In 1906, a gentleman named Francis Galton attended a farmer's fair and observed a contest guessing the weight of an ox. More than 800 guesses were registered, including both regular townspeople and livestock experts.

 Amazingly, the collective average guess was only one pound less than the actual weight of 1,198 pounds and much closer than any of the livestock experts. He referred to this phenomenon as "The Wisdom of Crowds".

Following along the same line of thought, Nobel laureate Eugene Fama developed the Efficient Market Hypothesis (EMH). EMH states that it is impossible to "beat the market" because stock market efficiency causes existing share prices to always incorporate and reflect all relevant information. According to the EMH, stocks always trade at their fair value, making it impossible for investors to either purchase undervalued stocks or sell stocks for inflated prices. Both academic theory and actual experience show this theory to be true in the large cap domestic equity markets.

However, historically the Efficient Market Hypothesis has not held true in in small cap and foreign markets. The information flow to the market has been less than perfect, leading to pricing that does not accurately reflect the value of these companies.  Even twenty years ago, dedicated teams of multilingual analysts could pick through overlooked stocks in emerging markets to gain a sustainable edge over the local markets.  
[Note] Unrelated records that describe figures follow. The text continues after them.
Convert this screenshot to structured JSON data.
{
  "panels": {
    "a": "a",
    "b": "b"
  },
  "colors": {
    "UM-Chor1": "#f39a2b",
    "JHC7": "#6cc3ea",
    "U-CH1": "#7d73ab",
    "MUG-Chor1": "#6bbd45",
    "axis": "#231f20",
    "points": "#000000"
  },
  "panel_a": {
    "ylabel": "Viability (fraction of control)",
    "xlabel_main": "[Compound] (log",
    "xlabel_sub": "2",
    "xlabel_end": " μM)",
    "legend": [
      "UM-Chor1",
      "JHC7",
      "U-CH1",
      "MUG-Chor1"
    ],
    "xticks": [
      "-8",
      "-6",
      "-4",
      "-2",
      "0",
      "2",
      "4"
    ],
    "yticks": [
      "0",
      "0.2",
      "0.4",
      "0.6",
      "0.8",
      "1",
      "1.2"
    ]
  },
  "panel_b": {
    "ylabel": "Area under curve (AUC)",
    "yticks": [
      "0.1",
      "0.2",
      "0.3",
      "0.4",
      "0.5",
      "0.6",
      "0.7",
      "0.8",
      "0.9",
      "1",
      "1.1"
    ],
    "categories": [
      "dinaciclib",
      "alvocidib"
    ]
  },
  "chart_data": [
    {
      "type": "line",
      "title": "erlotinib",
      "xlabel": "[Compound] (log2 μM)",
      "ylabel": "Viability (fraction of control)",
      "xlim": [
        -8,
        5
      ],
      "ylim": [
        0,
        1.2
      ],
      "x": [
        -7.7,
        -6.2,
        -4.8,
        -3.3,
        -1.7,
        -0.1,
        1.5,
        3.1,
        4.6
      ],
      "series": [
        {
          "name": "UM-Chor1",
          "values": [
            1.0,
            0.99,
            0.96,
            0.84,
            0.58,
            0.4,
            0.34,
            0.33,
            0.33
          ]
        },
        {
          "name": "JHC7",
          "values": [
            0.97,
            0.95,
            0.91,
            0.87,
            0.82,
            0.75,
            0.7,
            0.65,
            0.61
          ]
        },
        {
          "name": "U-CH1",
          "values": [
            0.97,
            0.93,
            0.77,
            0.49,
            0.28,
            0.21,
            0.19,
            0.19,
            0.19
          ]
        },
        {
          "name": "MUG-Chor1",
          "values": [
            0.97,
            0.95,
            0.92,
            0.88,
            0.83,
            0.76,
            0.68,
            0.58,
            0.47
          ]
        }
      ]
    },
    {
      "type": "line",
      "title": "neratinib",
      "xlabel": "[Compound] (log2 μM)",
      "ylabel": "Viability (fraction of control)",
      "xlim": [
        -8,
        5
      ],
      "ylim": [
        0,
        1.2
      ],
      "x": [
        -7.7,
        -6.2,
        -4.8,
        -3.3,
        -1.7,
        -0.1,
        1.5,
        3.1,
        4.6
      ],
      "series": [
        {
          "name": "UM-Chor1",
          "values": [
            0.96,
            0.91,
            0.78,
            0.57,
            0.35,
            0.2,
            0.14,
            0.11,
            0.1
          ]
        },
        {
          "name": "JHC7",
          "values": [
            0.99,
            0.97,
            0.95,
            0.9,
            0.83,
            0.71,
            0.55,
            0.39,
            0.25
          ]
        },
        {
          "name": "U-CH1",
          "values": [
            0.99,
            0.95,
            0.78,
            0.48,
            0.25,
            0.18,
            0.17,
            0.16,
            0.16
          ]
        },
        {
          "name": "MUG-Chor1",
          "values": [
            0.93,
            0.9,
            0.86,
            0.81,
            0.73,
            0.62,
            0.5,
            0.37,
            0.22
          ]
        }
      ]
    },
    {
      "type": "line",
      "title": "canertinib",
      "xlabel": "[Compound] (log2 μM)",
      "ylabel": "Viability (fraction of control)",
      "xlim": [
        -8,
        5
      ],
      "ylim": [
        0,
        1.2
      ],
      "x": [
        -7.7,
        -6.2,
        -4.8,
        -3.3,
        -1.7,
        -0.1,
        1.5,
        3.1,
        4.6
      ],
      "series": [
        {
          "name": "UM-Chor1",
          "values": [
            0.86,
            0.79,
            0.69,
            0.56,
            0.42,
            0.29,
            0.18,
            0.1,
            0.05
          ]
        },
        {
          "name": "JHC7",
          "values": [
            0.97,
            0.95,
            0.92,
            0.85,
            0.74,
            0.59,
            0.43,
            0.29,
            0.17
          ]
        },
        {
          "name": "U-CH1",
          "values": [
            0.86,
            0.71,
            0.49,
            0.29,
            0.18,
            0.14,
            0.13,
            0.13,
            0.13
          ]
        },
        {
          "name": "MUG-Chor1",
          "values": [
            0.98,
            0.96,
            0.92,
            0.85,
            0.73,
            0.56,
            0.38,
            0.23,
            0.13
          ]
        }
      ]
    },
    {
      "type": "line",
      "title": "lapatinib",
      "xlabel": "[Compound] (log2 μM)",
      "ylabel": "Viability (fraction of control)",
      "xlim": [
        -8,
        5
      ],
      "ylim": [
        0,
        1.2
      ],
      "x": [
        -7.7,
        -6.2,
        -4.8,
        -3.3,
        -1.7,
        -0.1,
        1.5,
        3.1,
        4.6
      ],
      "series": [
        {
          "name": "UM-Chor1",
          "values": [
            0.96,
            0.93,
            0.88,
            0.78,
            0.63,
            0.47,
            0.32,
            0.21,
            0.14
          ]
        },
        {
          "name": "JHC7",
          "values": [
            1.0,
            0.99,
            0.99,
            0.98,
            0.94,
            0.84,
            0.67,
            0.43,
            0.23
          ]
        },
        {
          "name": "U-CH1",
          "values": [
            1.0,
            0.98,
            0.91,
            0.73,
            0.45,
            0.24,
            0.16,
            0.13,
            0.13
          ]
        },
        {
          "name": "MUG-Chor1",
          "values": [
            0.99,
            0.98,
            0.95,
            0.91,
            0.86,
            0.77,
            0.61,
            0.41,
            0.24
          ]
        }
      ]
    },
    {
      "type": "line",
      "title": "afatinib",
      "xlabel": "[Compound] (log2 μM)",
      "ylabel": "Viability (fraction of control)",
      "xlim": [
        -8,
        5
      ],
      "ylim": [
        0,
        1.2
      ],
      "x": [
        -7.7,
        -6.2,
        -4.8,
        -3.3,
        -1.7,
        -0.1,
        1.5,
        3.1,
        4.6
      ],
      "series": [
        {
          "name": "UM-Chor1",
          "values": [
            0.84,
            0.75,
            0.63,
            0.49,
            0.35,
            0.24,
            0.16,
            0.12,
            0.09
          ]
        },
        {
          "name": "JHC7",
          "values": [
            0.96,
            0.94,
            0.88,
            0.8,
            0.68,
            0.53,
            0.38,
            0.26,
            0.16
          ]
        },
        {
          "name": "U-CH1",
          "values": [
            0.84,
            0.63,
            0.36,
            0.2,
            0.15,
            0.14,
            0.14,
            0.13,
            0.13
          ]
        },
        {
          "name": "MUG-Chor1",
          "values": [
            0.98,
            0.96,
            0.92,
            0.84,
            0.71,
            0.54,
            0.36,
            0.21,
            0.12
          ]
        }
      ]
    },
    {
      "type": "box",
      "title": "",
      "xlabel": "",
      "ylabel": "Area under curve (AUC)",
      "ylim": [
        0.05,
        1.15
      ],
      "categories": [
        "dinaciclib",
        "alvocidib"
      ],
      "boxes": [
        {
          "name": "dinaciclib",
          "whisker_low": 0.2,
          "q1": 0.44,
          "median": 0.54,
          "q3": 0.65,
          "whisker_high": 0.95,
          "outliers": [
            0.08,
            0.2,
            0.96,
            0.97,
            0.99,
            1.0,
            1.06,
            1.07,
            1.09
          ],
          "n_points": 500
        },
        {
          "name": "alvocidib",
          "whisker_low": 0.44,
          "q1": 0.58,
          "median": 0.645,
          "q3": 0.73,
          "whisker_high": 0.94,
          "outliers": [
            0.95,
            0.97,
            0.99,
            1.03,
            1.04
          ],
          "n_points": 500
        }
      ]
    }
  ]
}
If information is the key to security prices, how has the vast improvement in information distribution, largely driven by the internet, affected the efficiency of securities prices? More importantly, how can you use these changes to your advantage?  

The improvements in information flow has allowed for much better price discovery in these formerly inefficient markets. This means those markets are becoming more efficient as well, and again the advantage of trading in and out of these individual stocks has been truncated.

By using baskets of these securities, and eschewing the additional costs of active management, we have cut the cost of investing across these markets. In some cases, your cost of investing will be 1/20th of a traditional active manager.

Instead of actively managing individual positions, we have focused out attention on allocating properly and opportunistically across an ever expanding range of asset classes.  By using the “Wisdom of Crowds”, we have improved the efficiency of our portfolios, which at the end of the day, means you pay less and keep more.